Pubblicato: 16.11.2025

























Oggi è domenica, il che significa che ci saranno ancora più persone rispetto al solito, quindi fuggendo verso un latte Vento da Starbucks (stessa roba ovunque, ma il caffè è buono e si ha una vista sui cervi) mi dirigo verso le periferie per visitare un altro tempio buddhista, Yakushi-ji, che ha molto da offrire.
Fondato e costruito 1300 anni fa, è completamente bruciato a parte la pagoda risalente al XVI secolo. Miracolosamente, le tre statue di Buddha, considerate tra le più belle al mondo, sono state salvate, anche se un po' annerite.
E ora viene il bello: poiché era rimasta solo l'antica pagoda, si decise di ricostruire integralmente tutte le altre parti del tempio, ovvero la pagoda gemella, la sala principale e i tre portali a est, ovest e il portale centrale, basandosi su documenti antichi e con la conoscenza di molti esperti di costruzione di templi dal 1976 al 1995.
Anche l'antica pagoda è stata smantellata e rimontata due volte, una volta dal 1898 al 1900 e l'ultima volta, quando si trovò corrosione nel pilastro centrale, intorno al quale sono stati costruiti i singoli tetti e piani, dal 2012 al 2018.
Oggi ho imparato che “pagoda” in giapponese si dice “tõ” e l'antica pagoda si chiama “tõ-tõ”. (Per coincidenza, ho anche scoperto oggi che questi fantastici gabinetti giapponesi si chiamano anch'essi “to-to”. Non riesco a vedere il collegamento.) Ho anche imparato che cenere o una sorta di reliquie del Buddha sono custodite nelle pagode, qui nelle palle in cima al pilastro, il che le rende appunto pagode.

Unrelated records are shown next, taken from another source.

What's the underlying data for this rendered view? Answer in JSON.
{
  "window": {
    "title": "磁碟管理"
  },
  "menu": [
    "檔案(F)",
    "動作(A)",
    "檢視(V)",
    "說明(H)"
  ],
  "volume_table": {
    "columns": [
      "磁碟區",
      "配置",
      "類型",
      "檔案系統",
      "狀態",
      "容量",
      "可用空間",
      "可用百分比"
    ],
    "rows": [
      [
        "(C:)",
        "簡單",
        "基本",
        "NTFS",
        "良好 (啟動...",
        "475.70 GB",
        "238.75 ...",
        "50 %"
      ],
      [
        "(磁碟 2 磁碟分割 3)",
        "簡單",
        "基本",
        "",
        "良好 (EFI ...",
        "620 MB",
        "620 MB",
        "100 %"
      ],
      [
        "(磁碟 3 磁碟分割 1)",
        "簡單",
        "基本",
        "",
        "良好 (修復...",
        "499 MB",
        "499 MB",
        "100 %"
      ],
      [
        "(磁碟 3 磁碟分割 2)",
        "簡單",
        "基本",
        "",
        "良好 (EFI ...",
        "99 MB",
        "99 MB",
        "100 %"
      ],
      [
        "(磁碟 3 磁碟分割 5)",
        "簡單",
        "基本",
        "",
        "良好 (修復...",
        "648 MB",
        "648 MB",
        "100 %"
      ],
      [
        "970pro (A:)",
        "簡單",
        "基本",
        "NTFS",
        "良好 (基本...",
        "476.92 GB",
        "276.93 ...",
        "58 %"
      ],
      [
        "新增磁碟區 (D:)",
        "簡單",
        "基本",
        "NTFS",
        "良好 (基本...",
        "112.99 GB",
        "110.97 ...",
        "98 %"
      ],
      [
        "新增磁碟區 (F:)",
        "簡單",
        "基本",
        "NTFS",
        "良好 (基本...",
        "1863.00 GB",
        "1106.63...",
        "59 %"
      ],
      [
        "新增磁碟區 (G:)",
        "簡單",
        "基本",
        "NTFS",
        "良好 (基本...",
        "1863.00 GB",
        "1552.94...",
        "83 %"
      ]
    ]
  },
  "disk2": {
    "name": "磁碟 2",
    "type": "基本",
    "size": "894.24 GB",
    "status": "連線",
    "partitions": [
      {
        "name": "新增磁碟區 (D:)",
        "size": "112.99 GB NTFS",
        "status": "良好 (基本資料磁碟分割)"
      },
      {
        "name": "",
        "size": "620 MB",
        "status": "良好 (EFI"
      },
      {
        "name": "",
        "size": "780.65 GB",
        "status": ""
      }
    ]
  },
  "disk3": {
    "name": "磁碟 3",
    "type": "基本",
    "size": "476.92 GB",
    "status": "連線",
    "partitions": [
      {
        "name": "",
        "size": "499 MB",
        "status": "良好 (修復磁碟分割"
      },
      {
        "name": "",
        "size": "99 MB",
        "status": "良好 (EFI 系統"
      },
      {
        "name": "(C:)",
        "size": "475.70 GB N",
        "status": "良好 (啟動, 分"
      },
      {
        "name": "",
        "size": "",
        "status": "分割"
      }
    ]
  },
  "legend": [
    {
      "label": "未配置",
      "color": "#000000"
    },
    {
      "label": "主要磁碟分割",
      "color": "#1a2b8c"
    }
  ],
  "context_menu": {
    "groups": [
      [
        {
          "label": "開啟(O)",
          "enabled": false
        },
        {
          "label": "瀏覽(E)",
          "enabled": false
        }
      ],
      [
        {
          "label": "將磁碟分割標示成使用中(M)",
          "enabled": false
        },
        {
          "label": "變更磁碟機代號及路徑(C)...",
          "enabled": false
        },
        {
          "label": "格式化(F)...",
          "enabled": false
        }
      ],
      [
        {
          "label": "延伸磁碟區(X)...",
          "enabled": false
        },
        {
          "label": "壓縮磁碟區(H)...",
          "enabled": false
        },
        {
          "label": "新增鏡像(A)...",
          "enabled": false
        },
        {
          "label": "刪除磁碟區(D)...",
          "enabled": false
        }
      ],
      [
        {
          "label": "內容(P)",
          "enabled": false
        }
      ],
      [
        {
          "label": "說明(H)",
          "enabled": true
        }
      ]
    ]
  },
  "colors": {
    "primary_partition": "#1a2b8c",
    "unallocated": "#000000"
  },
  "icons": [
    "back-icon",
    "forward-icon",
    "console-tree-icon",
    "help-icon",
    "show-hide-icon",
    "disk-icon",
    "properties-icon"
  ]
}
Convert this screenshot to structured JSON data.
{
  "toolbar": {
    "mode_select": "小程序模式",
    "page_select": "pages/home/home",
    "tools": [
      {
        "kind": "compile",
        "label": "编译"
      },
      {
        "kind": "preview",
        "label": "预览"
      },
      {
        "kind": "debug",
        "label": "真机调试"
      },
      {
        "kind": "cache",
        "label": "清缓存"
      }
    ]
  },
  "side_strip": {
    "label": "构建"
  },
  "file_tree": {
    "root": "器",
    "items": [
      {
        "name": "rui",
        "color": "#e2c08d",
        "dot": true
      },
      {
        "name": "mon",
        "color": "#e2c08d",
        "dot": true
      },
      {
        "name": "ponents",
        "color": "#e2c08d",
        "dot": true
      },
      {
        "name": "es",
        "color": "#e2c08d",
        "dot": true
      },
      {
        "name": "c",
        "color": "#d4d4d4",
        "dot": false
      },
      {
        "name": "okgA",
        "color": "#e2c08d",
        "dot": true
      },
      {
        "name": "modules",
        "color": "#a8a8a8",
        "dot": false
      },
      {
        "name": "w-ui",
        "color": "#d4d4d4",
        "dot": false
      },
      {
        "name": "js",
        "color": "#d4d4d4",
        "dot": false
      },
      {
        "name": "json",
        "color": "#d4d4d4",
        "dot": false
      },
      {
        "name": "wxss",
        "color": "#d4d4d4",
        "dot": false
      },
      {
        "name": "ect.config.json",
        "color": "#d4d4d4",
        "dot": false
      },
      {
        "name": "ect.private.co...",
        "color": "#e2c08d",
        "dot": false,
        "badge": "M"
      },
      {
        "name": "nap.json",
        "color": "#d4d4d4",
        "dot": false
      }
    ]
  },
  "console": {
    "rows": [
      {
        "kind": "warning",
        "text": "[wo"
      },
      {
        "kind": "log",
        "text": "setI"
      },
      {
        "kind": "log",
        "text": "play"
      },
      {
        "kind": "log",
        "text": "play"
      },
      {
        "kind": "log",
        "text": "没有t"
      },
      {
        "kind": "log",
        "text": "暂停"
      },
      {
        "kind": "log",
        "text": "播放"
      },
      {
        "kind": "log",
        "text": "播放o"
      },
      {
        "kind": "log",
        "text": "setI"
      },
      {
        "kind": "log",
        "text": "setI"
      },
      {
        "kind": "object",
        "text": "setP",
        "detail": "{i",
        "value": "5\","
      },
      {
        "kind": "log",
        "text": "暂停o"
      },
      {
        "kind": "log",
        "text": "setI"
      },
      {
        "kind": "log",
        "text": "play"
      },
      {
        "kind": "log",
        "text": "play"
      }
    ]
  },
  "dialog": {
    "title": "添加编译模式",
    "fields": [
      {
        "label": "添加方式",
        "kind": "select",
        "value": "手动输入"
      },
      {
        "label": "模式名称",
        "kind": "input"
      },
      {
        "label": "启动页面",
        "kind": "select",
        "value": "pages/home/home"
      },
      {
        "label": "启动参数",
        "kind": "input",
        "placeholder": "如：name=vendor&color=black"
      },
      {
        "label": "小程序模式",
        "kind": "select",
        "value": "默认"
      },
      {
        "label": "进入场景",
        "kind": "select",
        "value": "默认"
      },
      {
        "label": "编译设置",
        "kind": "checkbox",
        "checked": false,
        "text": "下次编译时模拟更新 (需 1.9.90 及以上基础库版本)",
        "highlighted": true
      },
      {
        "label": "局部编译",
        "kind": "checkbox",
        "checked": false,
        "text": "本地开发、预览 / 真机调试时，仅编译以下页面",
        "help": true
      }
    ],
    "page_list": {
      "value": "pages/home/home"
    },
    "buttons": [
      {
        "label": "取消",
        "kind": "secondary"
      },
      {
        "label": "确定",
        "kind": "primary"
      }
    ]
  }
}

Le tre belle statue di Buddha nel tempio principale, soprattutto le due ai lati del Buddha principale, le ho trovate sorprendentemente molto androgeno. Anche qui so molto poco se sia una scelta stilistica, un'estetica temporale o se sia stato fatto deliberatamente.
mentre vagavo, ho sentito alcuni potenti rintocchi di campana e ho avuto la grande fortuna di poter partecipare a un'intera cerimonia o messa o adorazione, o come si chiama nel buddhismo.
15 monaci rasati sono entrati clatterando su elevate zoccoli di legno e si sono sistemati intorno all'altare (?), un monaco principale con una potente voce ha iniziato un canto monotono, nel quale gradualmente sono entrati prima i monaci superiori e poi i monaci comuni, c'è una gerarchia molto chiara, gong e ciotole sonore venivano colpite, una sorta di rosario in legno raschiante tra le mani, legnetti sonori e tamburi metallici venivano percuotenti. A un certo punto anche i presenti sono entrati nel canto, alcune volte ci si alzava e altre ci si sedeva di nuovo. I monaci si sedevano alternativamente con le gambe incrociate e in posizione del loto. A un certo punto, si lanciavano grandi coriandoli colorati oltre la spalla, ma la maggior parte purtroppo finiva dentro il recinto e veniva raccolta successivamente. Ma alcuni fedeli si chinavano in fretta e ne afferravano uno come portafortuna. Tutto ciò è durato più di un'ora e ho avuto un po' di mal di testa a causa dei numerosi incensi, ma è stata di nuovo un'esperienza così particolare, di quelle che si sa si vive solo una volta nella vita. Alla fine, sono tornati ai loro zoccoli di legno e sono usciti clatterando.
Dopo tanto spirito mi sono immerso nella folla domenicale e sono andato a mangiare bene. Le ostriche fritte impanate con vari sottaceti, riso, miso, insalata e il mio amato vino di prugne Umeshu erano un poema, e non potevo resistere alla creperia accanto e ho preso anche una crêpe spessa ripiena di panna montata e scaglie di cioccolato per dessert, per poi scoprire: La vita ha un buon sapore!